Dopo anni di osservazione – e da un punto di vista privilegiato – di questo microcosmo, posso dirlo con ragionevole certezza. Ma non a caso prima parlavo di “una parte” dei giocatori. Non è scritto che tutti i poker pro sentano ogni tanto l’esigenza di gamblare denaro a caso.

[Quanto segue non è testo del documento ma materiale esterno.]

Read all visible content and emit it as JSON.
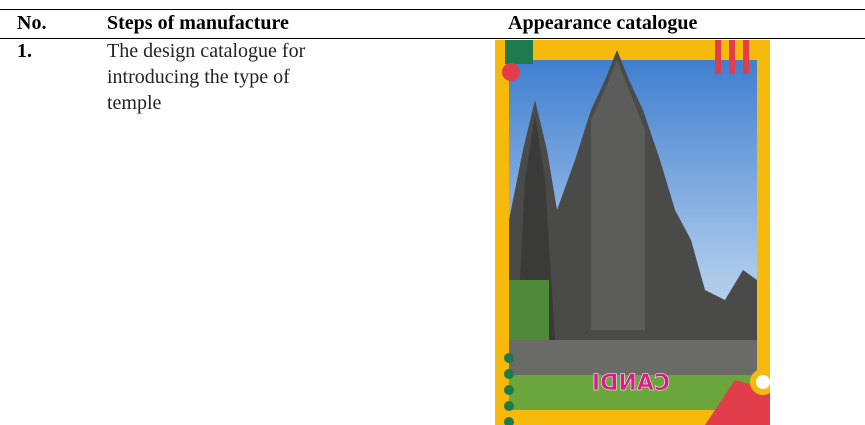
{
  "table": {
    "header": [
      "No.",
      "Steps of manufacture",
      "Appearance catalogue"
    ],
    "rows": [
      {
        "number": "1.",
        "step_lines": [
          "The design catalogue for",
          "introducing the type of",
          "temple"
        ],
        "image_text": "CANDI"
      }
    ]
  }
}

Anzi, come in tutte le comunità umane, ci sono esempi di natura completamente opposta.
Pensiamo a REG, l’organizzazione fondata da Philipp Gruissem e Liv Boeree che chiede ai top player una piccola percentuale dei loro guadagni per progetti umanitari.
Rimanendo in Italia mi viene da pensare a Rosario Sgammato, player napoletano che appena può vola in Africa o in Sudamerica per fare volontariato. E che dire di Mayu Roca Uribe, grinder di tornei online che investiva i suoi guadagni in Permacultura?

Forse Rosario Sgammato userebbe quei 60.000$ diversamente da Jake Cody. Ma è sempre questione di scelte.

L’alter ego

Il mondo dei giocatori di poker è così, ragazzi. C’è il sociopatico e il chiacchierone, il simpatico e lo stronzo, l’egomaniaco e il filantropo, l’intellettuale e l’analfabeta, il padre di famiglia e il puttaniere, il calcolatore e il ludopatico.
Ognuno ha le sue peculiarità umane, ma anche una propria idea di gestione del rischio. Ognuno di noi ha una parte più conservativa e una più “risk-friendly”, nella vita di tutti i giorni. Così anche il pokerista deve tenere a bada il “mostro” che ha dentro di sé. Il segreto è sapere quando farlo uscire e quando tenerlo in gabbia, dove non può fare danni.